A. Yoniles2, O. Anjorin1, M. Bhaskara2, M. Wang1 1Indiana University School Of Medicine, Cardiothoracic Surgery, Department Of Surgery, Indianapolis, IN, USA 2Indiana University School Of Medicine, Indianapolis, IN, USA
Introduction: Endotoxemia can occur following cardiac surgery. Previous studies have indicated better myocardial responses with preserved cardiac function in female animals compared to males after LPS challenge; however, the mechanisms remain largely unclear. Understanding how male and female myocardium responds to LPS can provide better insights on managing patients after cardiac operation. Our published studies have revealed that TNFa substantially increased in heart tissue and serum following LPS. Females experienced less cardiac dysfunction than males when exposed to equivalent dose of TNFa. Therefore, sex-related disparities in myocardial impairment could be due to an indirect/secondary outcome from LPS-induced inflammatory cytokines, like TNFa. To better understand myocardial reactions between males and females during endotoxemia, we aim to uncover sex differences in LPS-caused direct effects on cardiac function using coronary infusion of LPS.
Methods: Isolated hearts from aged-matched adult male and female mice were subjected to LPS infusion via Langendorff after >20-min equilibration (Eq). Dose responsive study with LPS at 2.5, 5.0, and 7.5 mg/kg of body weight was performed in male hearts. Left ventricular developed pressure (LVDP) was continuously recorded. Significant depression of LVDP (>20% drop) after LPS infusion was considered rapid response to LPS. Female estrous cycle was determined via vaginal smear. Oxidative phosphorylation (Oxphos) pathway involving 5 protein complexes was determined in heart tissue using Western blot Oxphos cocktail. Data was analyzed using t-test, one-way or two-way ANOVA, n = 4-9 mouse hearts/group, p<0.05 = statistical significance.

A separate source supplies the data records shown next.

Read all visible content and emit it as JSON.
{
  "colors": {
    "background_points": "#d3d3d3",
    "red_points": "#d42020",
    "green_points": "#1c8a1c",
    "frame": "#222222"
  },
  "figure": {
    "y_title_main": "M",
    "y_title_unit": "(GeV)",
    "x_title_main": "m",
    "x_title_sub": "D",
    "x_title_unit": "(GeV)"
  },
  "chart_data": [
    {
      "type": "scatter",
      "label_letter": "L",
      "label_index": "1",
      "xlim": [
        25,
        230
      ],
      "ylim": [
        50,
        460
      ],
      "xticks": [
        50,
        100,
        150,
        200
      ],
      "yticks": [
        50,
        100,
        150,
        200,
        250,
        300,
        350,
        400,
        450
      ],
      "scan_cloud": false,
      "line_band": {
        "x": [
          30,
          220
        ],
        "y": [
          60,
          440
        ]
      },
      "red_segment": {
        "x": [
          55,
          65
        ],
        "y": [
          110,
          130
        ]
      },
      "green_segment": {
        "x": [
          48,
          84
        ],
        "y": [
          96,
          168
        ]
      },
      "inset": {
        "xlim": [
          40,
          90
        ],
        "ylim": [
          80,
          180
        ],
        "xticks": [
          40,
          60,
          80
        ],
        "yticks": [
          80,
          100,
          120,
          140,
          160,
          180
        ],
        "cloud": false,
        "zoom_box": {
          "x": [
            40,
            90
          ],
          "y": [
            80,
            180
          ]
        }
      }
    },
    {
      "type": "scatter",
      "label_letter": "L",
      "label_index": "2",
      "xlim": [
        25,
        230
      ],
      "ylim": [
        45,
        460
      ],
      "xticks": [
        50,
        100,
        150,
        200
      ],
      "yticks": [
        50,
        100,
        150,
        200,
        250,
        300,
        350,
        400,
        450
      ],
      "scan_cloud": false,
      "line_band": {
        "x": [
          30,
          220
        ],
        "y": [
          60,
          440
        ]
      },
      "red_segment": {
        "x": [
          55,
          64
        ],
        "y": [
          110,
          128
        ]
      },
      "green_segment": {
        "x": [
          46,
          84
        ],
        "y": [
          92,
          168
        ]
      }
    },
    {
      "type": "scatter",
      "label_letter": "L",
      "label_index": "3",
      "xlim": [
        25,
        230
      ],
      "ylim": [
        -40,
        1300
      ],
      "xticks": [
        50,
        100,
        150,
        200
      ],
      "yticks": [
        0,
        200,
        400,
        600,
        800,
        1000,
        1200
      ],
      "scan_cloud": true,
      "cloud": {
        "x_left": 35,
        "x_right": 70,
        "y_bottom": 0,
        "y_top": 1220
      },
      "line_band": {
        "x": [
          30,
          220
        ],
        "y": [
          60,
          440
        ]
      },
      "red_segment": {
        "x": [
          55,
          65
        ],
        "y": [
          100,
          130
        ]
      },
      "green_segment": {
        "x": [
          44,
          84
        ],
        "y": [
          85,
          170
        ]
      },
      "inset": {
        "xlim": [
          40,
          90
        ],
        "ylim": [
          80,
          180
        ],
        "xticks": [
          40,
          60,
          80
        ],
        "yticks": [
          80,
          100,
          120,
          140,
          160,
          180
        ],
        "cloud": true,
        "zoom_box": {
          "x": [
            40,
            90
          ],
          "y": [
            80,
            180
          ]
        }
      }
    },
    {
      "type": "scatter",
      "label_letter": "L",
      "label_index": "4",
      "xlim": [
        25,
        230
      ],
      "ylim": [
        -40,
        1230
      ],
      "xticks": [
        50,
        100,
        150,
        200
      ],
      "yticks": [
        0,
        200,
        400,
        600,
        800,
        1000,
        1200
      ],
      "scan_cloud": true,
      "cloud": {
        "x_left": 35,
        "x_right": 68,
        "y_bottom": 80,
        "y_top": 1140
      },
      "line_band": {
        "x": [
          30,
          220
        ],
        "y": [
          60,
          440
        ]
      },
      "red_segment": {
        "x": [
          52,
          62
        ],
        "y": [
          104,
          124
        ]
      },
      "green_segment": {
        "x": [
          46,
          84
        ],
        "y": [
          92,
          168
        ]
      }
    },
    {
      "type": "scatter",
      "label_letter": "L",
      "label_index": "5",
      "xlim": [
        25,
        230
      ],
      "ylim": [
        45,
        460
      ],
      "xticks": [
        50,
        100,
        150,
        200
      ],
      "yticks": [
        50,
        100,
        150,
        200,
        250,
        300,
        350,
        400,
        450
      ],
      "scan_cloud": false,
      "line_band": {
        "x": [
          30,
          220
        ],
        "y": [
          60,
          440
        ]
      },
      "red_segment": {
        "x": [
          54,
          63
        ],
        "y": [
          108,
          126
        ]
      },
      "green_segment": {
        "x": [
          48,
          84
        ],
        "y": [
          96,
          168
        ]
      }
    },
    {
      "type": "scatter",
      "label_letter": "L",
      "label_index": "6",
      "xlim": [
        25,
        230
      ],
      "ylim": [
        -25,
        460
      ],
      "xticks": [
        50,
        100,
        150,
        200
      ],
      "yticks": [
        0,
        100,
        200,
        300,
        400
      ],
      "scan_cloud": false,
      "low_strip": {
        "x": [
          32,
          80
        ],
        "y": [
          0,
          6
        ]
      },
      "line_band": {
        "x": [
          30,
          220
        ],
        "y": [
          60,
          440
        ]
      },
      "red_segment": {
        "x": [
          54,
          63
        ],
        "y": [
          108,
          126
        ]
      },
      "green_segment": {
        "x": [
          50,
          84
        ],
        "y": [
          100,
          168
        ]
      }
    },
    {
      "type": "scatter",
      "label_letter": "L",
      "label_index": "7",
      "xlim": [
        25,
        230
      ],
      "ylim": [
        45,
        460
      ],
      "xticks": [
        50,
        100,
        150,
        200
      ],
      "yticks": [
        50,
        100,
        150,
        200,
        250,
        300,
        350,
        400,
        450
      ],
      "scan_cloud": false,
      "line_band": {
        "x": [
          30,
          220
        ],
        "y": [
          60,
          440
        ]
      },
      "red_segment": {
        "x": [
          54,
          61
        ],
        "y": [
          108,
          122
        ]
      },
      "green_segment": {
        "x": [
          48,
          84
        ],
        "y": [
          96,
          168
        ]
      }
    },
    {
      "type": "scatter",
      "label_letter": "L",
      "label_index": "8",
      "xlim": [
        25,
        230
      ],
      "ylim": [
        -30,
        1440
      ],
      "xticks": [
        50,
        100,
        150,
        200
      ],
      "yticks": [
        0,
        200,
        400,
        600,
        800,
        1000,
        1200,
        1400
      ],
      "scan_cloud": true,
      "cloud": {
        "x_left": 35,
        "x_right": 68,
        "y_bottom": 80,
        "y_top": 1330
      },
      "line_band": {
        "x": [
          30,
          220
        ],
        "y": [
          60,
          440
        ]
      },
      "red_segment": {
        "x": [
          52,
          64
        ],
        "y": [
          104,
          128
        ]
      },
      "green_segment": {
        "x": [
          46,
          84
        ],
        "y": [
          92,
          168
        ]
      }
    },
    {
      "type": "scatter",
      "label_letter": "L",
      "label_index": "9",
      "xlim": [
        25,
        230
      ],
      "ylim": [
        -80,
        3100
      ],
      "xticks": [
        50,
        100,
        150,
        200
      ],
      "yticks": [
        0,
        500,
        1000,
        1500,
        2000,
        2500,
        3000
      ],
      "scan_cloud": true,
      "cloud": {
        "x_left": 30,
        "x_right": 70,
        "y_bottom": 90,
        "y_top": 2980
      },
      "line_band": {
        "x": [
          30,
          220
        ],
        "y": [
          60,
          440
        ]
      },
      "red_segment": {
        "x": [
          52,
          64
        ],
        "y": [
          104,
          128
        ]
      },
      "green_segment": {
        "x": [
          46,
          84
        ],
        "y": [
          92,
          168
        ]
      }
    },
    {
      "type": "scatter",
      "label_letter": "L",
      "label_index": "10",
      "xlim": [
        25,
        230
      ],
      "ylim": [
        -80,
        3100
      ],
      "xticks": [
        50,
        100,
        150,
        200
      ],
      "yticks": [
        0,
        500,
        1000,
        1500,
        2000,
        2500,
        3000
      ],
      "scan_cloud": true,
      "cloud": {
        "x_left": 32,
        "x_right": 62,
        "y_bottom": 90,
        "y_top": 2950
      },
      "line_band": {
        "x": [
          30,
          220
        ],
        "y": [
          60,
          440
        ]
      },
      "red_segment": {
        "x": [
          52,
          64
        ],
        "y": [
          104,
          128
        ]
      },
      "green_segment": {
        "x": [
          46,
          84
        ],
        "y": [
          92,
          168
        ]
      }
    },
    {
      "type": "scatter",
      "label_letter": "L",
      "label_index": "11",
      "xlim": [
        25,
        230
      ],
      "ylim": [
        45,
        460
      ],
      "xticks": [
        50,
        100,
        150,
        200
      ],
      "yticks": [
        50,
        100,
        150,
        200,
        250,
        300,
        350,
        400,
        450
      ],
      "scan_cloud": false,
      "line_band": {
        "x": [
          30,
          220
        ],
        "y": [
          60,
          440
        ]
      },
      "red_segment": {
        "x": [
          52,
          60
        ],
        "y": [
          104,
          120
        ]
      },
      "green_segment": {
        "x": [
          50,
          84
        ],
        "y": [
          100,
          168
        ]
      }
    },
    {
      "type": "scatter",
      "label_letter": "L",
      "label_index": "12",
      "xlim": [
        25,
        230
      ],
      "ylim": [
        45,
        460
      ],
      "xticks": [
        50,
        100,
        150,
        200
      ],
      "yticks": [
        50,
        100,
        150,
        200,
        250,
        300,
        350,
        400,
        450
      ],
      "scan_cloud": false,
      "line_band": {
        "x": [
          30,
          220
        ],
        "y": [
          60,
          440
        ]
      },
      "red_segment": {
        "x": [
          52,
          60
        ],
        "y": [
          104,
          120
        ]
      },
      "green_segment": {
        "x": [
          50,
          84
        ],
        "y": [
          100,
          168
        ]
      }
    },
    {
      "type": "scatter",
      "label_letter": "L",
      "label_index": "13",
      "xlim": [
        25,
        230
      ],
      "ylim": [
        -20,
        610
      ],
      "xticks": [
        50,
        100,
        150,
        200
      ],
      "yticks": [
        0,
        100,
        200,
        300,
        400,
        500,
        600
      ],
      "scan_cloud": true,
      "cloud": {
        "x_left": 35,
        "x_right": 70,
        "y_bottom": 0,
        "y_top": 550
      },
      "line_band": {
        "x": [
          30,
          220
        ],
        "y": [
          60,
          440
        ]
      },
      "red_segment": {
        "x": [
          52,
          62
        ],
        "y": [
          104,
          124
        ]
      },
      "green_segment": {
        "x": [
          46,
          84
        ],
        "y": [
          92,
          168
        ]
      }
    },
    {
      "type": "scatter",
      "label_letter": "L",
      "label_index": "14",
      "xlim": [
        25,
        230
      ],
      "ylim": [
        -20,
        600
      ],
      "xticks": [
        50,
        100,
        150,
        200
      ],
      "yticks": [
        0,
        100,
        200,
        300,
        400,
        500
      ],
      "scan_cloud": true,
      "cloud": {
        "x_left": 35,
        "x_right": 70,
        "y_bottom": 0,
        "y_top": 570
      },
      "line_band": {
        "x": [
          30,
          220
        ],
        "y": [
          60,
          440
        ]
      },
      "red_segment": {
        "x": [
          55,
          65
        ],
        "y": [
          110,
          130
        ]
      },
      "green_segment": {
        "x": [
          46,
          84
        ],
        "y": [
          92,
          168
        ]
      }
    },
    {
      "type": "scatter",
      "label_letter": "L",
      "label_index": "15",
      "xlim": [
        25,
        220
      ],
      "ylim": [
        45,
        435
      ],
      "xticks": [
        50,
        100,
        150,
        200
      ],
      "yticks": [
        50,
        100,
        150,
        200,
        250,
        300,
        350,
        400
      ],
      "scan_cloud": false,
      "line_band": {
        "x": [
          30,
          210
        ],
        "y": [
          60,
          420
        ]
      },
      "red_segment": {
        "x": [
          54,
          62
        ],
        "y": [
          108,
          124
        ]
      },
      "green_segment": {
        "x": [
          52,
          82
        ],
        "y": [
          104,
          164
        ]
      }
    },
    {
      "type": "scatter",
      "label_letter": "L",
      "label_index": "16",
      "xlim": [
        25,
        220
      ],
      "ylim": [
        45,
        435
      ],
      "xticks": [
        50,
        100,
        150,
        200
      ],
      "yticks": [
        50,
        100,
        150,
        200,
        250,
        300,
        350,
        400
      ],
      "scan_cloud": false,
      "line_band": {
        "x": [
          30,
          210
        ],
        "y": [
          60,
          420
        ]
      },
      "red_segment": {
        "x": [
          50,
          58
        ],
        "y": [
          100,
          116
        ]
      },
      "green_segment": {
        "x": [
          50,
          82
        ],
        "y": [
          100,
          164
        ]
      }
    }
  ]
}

Results: Male hearts infused with 5.0 and 7.5 mg/kg of LPS demonstrated significant depression of LV function (Fig. A). Males also experienced worse LV function than females following 5.0 mg/kg of LPS infusion (Fig. B). However, there were no significant differences in cardiac function between female groups in different estrous phases. Interestingly, LV function was back to normal after rapid/1st response to LPS and then depressed again following 50’-LPS infusion (Fig. C, D). Protein levels of complex III-UQCRC2 and IV-MTCO1 were significantly reduced in male hearts with 50’-LPS infusion, but not in the hearts collected after 1st response (short-time LPS infusion) (Fig. E, F).
Conclusion:
Our data demonstrates that male hearts exhibit higher sensitivity to LPS-induced rapid cardiac dysfunction compared to females, but estrogen may have little influence on the heart against LPS-induced rapid functional depression. Short-time LPS infusion may induce defense mechanisms to prevent the heart from metabolic dysfunction via maintained Oxphos pathway.